The bourne ultimatum - Il ritorno dello sciacallo
Con “The Bourne identity”, diretto nel 2002 da Doug Liman (“Go-Una notte per dimenticare”) e tratto dal romanzo “Un nome senza volto” di Robert Ludlum, siamo venuti a conoscenza di Jason Bourne, ex agente segreto della CIA con le fattezze di Matt Damon (“Ocean’s eleven”) che, risvegliatosi privo di memoria a bordo di un peschereccio, si trovava a ricercare la propria identità, ostacolato proprio dalla stessa organizzazione di cui faceva parte.
Accusato di omicidio e deciso a portare avanti una personale vendetta nel sequel “The Bourne supremacy”, firmato due anni dopo da Paul Greengrass (“Bloody Sunday”), il novello 007 torna all’opera in questo terzo episodio realizzato dallo stesso regista, il quale ha nel frattempo riconfermato la sua abilità nell’installare i meccanismi della tensione su pellicola con l’eccezionale “United 93”, datato 2006 e candidato al premio Oscar per la regia ed il montaggio.
Non a caso, si comincia immediatamente con un serrato prologo ambientato a Mosca, dopo il quale apprendiamo che la Treadstone, operazione top secret che ha creato Jason Bourne, è stata ricostituita come programma Blackbriar del Dipartimento della Difesa, con una nuova generazione di killer addestrati a disposizione del governo, per i quali l’uomo rappresenta una difettosa minaccia da eliminare definitivamente.
E, oltre a Joan Allen (“Face/off-Due facce di un assassino”), nuovamente nei panni di Pamela Landy, detective per gli affari interni della CIA, nel cast ritroviamo anche Julia Stiles (“Save the last dance”) in quelli dell’agente Nicky Parsons, mentre il protagonista, che sembra privilegiare il ricorso a calci e pugni ancor prima che alle classiche pallottole, tenta in ogni modo di perseguire i suoi creatori per porre fine al tutto.
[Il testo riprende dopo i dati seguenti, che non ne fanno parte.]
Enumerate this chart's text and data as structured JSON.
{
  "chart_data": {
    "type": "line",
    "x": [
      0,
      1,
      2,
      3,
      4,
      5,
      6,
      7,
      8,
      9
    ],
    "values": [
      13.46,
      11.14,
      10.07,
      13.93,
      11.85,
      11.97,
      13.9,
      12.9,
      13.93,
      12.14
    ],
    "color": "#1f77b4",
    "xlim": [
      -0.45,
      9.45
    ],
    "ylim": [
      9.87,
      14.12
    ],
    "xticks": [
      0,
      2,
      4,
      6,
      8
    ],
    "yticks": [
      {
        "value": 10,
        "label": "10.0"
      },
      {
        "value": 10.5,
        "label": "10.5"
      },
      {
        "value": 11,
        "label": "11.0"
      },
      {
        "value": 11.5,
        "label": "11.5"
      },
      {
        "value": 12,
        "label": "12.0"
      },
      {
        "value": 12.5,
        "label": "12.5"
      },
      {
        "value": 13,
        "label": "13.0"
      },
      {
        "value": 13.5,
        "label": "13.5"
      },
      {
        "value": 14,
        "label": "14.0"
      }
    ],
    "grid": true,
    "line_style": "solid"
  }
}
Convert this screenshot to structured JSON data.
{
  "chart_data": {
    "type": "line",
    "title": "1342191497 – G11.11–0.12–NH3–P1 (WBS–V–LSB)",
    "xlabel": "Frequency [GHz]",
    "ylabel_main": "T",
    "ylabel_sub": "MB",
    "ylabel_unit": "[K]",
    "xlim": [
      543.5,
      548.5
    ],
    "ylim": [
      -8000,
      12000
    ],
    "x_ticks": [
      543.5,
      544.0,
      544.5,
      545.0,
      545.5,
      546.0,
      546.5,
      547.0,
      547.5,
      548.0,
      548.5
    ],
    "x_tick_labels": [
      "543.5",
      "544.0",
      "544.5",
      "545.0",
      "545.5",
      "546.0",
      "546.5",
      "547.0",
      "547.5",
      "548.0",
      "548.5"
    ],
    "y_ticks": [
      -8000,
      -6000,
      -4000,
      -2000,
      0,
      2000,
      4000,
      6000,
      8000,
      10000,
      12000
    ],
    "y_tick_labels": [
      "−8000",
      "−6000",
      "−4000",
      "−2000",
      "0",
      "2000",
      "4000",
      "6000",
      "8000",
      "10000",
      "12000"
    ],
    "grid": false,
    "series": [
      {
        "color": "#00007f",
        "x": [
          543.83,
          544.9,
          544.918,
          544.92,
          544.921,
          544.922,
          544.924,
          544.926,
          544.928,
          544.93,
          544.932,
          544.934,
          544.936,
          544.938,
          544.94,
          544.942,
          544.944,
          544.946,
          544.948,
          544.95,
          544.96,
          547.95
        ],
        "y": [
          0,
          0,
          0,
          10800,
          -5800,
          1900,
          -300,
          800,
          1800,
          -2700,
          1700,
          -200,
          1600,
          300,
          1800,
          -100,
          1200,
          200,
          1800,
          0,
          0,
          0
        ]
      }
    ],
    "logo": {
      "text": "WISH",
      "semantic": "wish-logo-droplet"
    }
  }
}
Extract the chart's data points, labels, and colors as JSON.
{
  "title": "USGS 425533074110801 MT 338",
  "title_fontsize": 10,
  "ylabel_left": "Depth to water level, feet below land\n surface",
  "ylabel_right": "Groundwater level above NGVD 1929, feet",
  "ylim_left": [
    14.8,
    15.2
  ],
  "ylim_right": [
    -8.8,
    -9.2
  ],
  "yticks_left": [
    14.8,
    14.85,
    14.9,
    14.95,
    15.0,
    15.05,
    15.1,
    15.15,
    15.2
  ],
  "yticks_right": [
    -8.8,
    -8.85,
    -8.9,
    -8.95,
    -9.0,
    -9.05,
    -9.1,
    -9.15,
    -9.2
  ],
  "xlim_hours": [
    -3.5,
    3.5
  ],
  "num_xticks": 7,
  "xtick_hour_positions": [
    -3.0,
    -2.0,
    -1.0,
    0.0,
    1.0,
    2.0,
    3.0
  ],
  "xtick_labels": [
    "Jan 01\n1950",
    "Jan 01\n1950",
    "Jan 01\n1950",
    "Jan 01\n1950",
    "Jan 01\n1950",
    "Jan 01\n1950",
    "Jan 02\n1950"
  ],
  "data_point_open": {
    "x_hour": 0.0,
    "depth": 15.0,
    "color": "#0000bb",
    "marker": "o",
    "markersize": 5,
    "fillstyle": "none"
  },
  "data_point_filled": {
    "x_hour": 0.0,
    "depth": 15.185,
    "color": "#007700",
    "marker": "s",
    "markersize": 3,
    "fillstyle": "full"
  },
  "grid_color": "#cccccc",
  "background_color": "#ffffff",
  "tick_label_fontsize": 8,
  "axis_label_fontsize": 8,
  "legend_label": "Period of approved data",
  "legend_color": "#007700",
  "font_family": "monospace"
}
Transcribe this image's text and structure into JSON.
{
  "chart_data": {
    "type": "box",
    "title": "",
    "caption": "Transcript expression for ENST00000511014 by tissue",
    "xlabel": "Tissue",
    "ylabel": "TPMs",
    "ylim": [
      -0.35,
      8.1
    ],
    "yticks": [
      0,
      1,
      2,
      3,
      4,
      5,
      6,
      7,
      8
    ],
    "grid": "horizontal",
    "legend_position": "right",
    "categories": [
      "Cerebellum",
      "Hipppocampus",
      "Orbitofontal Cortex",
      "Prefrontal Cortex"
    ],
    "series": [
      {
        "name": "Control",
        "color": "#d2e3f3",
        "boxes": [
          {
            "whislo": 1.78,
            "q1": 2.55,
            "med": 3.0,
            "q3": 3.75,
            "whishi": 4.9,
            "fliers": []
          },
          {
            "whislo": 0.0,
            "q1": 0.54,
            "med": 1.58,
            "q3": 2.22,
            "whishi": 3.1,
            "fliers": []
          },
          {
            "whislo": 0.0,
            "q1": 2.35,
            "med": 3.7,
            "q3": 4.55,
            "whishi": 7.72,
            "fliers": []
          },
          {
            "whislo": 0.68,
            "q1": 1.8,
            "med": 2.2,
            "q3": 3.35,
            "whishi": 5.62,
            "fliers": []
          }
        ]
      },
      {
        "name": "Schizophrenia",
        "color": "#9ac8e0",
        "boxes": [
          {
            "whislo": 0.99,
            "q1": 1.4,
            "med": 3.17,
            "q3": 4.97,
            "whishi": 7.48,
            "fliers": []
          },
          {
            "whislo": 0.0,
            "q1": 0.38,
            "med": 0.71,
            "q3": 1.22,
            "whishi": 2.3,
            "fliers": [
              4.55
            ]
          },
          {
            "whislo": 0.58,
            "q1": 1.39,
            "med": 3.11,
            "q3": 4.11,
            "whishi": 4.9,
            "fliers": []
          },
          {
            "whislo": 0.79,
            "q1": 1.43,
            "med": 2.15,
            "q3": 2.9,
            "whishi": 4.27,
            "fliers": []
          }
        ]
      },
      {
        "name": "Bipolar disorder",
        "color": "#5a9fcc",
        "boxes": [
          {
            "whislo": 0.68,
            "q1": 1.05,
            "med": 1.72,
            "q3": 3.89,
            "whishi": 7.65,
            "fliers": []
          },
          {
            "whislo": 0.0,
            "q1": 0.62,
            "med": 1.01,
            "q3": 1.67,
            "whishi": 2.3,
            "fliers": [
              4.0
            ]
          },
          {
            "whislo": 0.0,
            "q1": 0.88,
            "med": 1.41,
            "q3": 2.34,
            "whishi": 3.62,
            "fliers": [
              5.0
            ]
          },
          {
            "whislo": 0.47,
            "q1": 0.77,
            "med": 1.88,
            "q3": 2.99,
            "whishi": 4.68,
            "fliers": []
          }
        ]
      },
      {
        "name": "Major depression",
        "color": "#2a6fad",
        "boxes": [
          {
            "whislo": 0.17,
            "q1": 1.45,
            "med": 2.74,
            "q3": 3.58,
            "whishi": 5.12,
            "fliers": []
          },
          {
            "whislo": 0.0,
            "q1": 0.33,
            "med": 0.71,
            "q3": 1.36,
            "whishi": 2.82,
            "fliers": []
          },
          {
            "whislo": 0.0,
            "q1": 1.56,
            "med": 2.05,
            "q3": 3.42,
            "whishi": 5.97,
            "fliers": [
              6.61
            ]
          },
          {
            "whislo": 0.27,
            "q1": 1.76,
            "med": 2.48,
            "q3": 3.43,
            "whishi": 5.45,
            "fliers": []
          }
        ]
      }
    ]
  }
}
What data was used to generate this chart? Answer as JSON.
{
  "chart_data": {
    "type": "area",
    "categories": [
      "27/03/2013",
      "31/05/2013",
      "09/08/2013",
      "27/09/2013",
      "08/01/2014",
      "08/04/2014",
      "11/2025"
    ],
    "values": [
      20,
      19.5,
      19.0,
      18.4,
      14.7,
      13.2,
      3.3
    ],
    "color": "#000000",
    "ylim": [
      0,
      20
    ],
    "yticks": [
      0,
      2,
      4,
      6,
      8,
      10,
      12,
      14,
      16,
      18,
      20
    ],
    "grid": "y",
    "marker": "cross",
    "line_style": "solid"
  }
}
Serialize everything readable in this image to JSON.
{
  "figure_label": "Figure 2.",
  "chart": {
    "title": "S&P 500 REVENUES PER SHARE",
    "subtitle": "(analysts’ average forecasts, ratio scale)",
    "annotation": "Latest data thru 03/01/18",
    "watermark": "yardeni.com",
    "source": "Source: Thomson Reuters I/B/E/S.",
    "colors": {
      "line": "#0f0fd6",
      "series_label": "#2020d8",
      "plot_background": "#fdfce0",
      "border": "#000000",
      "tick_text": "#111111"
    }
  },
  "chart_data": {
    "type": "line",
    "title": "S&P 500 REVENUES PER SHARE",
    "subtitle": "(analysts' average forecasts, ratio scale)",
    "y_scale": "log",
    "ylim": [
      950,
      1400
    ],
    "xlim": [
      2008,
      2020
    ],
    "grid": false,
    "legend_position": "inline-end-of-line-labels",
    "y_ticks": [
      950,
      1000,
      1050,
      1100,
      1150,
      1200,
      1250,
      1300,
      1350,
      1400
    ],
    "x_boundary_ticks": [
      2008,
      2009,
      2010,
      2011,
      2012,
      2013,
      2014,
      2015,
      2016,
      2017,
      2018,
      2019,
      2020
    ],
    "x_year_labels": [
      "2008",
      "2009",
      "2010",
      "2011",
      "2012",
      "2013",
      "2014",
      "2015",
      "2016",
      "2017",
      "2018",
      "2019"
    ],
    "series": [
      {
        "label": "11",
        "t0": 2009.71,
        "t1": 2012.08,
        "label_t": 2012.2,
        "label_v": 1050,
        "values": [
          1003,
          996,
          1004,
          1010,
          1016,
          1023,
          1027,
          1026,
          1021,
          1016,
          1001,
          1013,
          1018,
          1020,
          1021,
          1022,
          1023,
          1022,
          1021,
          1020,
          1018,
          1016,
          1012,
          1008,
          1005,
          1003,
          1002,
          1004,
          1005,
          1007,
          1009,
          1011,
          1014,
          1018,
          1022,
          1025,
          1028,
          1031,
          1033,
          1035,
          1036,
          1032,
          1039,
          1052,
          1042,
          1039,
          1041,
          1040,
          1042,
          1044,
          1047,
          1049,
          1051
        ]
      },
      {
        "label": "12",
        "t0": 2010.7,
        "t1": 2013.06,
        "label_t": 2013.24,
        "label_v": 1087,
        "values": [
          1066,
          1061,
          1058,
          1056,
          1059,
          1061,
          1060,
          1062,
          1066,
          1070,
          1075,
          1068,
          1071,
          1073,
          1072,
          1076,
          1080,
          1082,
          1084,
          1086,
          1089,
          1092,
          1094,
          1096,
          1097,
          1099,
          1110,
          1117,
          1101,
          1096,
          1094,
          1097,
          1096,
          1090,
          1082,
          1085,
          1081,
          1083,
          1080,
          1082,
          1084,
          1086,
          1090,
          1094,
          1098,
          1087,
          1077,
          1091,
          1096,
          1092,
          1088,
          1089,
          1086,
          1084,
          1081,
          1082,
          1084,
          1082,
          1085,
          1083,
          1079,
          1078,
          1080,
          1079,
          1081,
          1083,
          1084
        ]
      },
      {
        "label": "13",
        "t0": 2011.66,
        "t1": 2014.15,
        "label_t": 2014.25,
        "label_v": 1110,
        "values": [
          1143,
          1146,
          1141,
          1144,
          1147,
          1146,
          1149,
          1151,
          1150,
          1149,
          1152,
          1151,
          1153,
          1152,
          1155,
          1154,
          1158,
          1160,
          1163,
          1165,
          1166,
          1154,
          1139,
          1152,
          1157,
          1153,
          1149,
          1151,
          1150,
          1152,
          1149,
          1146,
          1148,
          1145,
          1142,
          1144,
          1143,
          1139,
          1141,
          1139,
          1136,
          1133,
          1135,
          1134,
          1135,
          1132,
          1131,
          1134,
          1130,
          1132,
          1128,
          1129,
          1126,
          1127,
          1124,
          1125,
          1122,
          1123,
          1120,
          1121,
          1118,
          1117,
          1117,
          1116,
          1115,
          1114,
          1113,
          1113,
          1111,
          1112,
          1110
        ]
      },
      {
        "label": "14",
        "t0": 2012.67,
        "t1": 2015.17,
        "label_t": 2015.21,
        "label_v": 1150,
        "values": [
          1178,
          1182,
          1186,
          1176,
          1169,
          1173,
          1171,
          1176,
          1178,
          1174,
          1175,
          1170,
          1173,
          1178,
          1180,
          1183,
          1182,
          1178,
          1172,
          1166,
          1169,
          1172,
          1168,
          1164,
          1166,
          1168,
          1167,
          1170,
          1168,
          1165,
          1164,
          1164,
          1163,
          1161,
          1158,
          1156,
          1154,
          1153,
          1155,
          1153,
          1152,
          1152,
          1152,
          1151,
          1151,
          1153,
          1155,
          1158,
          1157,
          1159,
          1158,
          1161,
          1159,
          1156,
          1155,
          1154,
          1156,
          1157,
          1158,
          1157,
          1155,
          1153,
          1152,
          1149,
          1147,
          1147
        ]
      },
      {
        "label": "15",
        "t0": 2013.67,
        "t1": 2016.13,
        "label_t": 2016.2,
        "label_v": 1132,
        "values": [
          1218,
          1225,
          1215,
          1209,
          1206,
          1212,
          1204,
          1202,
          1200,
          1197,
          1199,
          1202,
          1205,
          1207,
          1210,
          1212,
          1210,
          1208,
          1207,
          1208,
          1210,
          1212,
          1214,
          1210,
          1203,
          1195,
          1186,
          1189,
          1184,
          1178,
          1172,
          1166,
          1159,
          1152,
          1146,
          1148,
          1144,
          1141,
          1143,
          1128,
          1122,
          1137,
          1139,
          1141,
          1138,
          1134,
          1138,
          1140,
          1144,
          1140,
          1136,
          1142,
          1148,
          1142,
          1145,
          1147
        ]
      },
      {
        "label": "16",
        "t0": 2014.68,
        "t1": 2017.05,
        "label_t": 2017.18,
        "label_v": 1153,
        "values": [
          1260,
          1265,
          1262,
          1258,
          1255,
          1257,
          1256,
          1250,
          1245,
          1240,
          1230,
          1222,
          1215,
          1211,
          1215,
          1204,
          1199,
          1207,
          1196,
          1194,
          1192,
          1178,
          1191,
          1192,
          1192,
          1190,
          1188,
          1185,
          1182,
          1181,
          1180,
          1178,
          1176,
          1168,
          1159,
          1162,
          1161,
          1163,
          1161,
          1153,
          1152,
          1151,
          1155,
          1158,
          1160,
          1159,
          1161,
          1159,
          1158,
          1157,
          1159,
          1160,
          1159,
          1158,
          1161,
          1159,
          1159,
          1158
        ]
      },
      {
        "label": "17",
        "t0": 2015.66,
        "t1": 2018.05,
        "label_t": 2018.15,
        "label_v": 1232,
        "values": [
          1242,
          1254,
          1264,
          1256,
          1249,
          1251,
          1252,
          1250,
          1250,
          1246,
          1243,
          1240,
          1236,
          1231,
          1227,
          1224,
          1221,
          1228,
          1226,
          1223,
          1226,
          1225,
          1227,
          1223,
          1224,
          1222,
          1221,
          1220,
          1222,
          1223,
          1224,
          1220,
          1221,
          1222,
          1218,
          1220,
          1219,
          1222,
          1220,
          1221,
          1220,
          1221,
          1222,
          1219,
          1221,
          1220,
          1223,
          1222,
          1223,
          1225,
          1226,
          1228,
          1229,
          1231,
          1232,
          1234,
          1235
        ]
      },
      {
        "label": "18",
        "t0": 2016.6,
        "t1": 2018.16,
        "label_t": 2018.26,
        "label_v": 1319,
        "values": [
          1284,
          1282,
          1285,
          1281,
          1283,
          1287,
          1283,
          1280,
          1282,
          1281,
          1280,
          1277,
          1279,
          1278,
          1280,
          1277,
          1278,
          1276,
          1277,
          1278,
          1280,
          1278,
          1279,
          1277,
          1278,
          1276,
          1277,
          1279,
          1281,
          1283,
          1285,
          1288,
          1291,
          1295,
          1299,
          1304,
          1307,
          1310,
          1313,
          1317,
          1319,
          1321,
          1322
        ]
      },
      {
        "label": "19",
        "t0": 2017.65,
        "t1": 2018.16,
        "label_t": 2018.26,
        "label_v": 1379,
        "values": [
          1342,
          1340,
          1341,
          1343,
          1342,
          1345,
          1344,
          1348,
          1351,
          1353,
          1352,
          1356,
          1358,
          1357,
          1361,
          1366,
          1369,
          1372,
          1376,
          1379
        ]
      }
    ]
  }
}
Quindi, tra inseguimenti mozzafiato in moto, a piedi ed in automobile, l’adrenalina non rientra davvero tra gli elementi assenti nella terza avventura di Jason Bourne, costruita su un coinvolgente script per mano di Tony Gilroy (già sceneggiatore dei primi due film), Scott Z. Burns (produttore di “Una scomoda verità”) e George Nolfi (“Ocean’s twelve”), dispensatore di circa 111 veloci minuti di visione dinanzi ai quali risulta impossibile annoiarsi, in corsa attraverso Parigi, Madrid, Londra, Tangeri e New York.
Merito soprattutto dell’abbondanza di inquadrature a mano fornite da una frenetica macchina da presa, le quali, sapientemente assemblate dal frammentato montaggio di Christopher Rouse (“The italian job”), forniscono il marchio di fabbrica di un vero e proprio autore britannico che stupisce non sia stato ancora convocato alla direzione di una delle imprese di James Bond.

La frase: "Mi ascolti, questo non è un articolo per un giornale, questa è realtà, siamo intesi".